DIG:
Welcome back!
But this is like the HOTEL California, You can check out, but you can't ever LEAVE.
What happened?
You and him were discussing things from two different places expecting two different answers and not understanding why the thing went off track.
First:
Never ask your H:
"I asked him how he felt about us"
"I were doing anything to make him unhappy"
Because it just puts him on the defensive. Cus he doesn't know the right answer, and the wrong one gets him in trouble. Think about the questions you asked as similar to this question: "Do these pants make my butt look big?"
If you had started with this:
"I said tell me why you said the above things."
As in: "Honey, earlier, you said that I was gone alot? And since I was gone, what did you need me for?"
Then he can give you an answer that he might know the answer too.
He also may not feel in control or has a handle on the family schedule. You know, where you keep track of the kids ballet, piano, soccer, football and school activities. You know these things, in your head, and its on your calendar. Make sure you talk to him about what is coming up tommorrow, the next day after that and next week. A little heads up never hurts, and reminders when you are talking about things doesn't hurt either.
"your gone to much" indicates that to me. He doesn't know what you are doing. Let him know. Call, text, keep him in the loop. Leave time available for him to plan something. Some unstructured time.
Are you getting your 15 hours a week yet?
As for the rest of your conversation, I think your ending summed it up:
"He didn't say anything to this either. He just went to sleep."
After saying things like:
"I know you have a hard to(time)expressing your feelings"
"tell me how you feel about things that are going on around here"
"I need to know how you feel about me."
You need to make it safe for him to say things to you. To have you respond in a manner that allows him to continue to speak and to have his voice heard.
I know that you might have spoken to him for a while during the evening convo and you have distilled most of it to the paragraphs above, and we do not get the nuances and pauses of being there.
But don't you see how you were challenging him on most points.
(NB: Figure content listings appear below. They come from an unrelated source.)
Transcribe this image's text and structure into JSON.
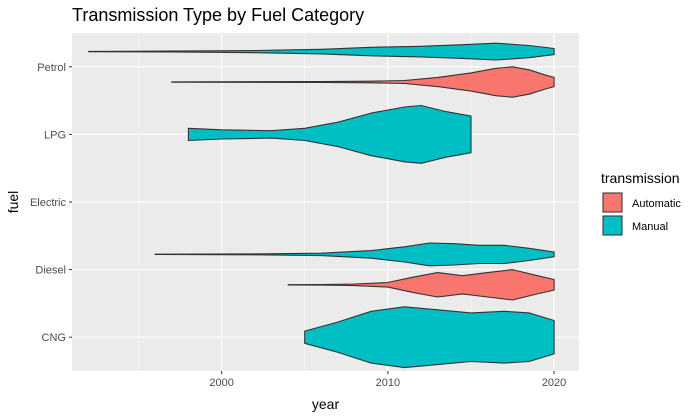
{
  "chart_data": {
    "type": "violin",
    "orientation": "horizontal",
    "title": "Transmission Type by Fuel Category",
    "xlabel": "year",
    "ylabel": "fuel",
    "xlim": [
      1991.0,
      2021.5
    ],
    "xticks": [
      2000,
      2010,
      2020
    ],
    "xtick_labels": [
      "2000",
      "2010",
      "2020"
    ],
    "categories": [
      "CNG",
      "Diesel",
      "Electric",
      "LPG",
      "Petrol"
    ],
    "grid": true,
    "legend": {
      "title": "transmission",
      "position": "right",
      "entries": [
        {
          "name": "Automatic",
          "color": "#F8766D"
        },
        {
          "name": "Manual",
          "color": "#00BFC4"
        }
      ]
    },
    "series": [
      {
        "name": "Automatic",
        "color": "#F8766D",
        "violins": [
          {
            "category": "Diesel",
            "density": [
              [
                2004,
                0.01
              ],
              [
                2006,
                0.02
              ],
              [
                2008,
                0.05
              ],
              [
                2010,
                0.15
              ],
              [
                2011.5,
                0.5
              ],
              [
                2013,
                0.8
              ],
              [
                2014.5,
                0.6
              ],
              [
                2016,
                0.8
              ],
              [
                2017.5,
                1.0
              ],
              [
                2019,
                0.6
              ],
              [
                2020,
                0.35
              ]
            ]
          },
          {
            "category": "Petrol",
            "density": [
              [
                1997,
                0.01
              ],
              [
                2002,
                0.02
              ],
              [
                2006,
                0.03
              ],
              [
                2009,
                0.05
              ],
              [
                2011,
                0.1
              ],
              [
                2013,
                0.3
              ],
              [
                2015,
                0.6
              ],
              [
                2016.5,
                0.9
              ],
              [
                2017.5,
                1.0
              ],
              [
                2018.5,
                0.8
              ],
              [
                2019.5,
                0.45
              ],
              [
                2020,
                0.3
              ]
            ]
          }
        ]
      },
      {
        "name": "Manual",
        "color": "#00BFC4",
        "violins": [
          {
            "category": "CNG",
            "density": [
              [
                2005,
                0.2
              ],
              [
                2007,
                0.5
              ],
              [
                2009,
                0.85
              ],
              [
                2011,
                1.0
              ],
              [
                2013,
                0.9
              ],
              [
                2015,
                0.8
              ],
              [
                2017,
                0.85
              ],
              [
                2018.5,
                0.8
              ],
              [
                2020,
                0.55
              ]
            ]
          },
          {
            "category": "Diesel",
            "density": [
              [
                1996,
                0.01
              ],
              [
                2002,
                0.03
              ],
              [
                2006,
                0.08
              ],
              [
                2009,
                0.25
              ],
              [
                2011,
                0.5
              ],
              [
                2012.5,
                0.75
              ],
              [
                2014,
                0.7
              ],
              [
                2015.5,
                0.6
              ],
              [
                2017,
                0.6
              ],
              [
                2018.5,
                0.4
              ],
              [
                2020,
                0.15
              ]
            ]
          },
          {
            "category": "LPG",
            "density": [
              [
                1998,
                0.2
              ],
              [
                2000,
                0.15
              ],
              [
                2003,
                0.12
              ],
              [
                2005,
                0.2
              ],
              [
                2007,
                0.4
              ],
              [
                2009,
                0.7
              ],
              [
                2011,
                0.9
              ],
              [
                2012,
                0.95
              ],
              [
                2013.5,
                0.75
              ],
              [
                2015,
                0.6
              ]
            ]
          },
          {
            "category": "Petrol",
            "density": [
              [
                1992,
                0.01
              ],
              [
                1997,
                0.03
              ],
              [
                2002,
                0.07
              ],
              [
                2006,
                0.15
              ],
              [
                2009,
                0.28
              ],
              [
                2012,
                0.35
              ],
              [
                2014.5,
                0.45
              ],
              [
                2016.5,
                0.55
              ],
              [
                2018.5,
                0.4
              ],
              [
                2020,
                0.2
              ]
            ]
          }
        ]
      }
    ]
  }
}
Your topics of conversation are valid, and need to be discused, but you did them in a way that resulted in him always being on the denfensive.
And the first thing you do after returning from all the morning activities is challenge him:
"After I got through I said I have been here most of the day are you happy?"
No he wasn't. And you were not really home. What was he doing? You said he was working. Does he have an office in the home that he needs to do work from? Or was he goofing off on the internet (like I AM!)? Was he doing something around the house? Did you let him know you returned?
"Honey, I'm home! Glad to see you! Want to come out for a swim?"
Then the Glasses/Baby/TV thing was just an exercise in going One-Up on him. Stop.
"But, HE said something MEAN" No, he didn't, he was reacting to a differet set of circumstances. I know more about what happened in that conversation then he does. You had to stop and compose that entire paragraph, just to make him look bad, but in reality, all you had to do was ask him, what was going on? You were going northbound on the track, and he was going southbound. You two crashed. But realize that sometimes, you had your set of facts and are talking to him about that, and he has his set. When you see something like that happening again, stop, count to ten, and then go and look him in the eye and get all the facts together. And reduce the tension.
Remember DIG, we are trying to fix behaviors that have existed for many years before you met him, and the behaviors that have built up between you since you met. It will not happen overnight.
Are you getting your 15 hours a week?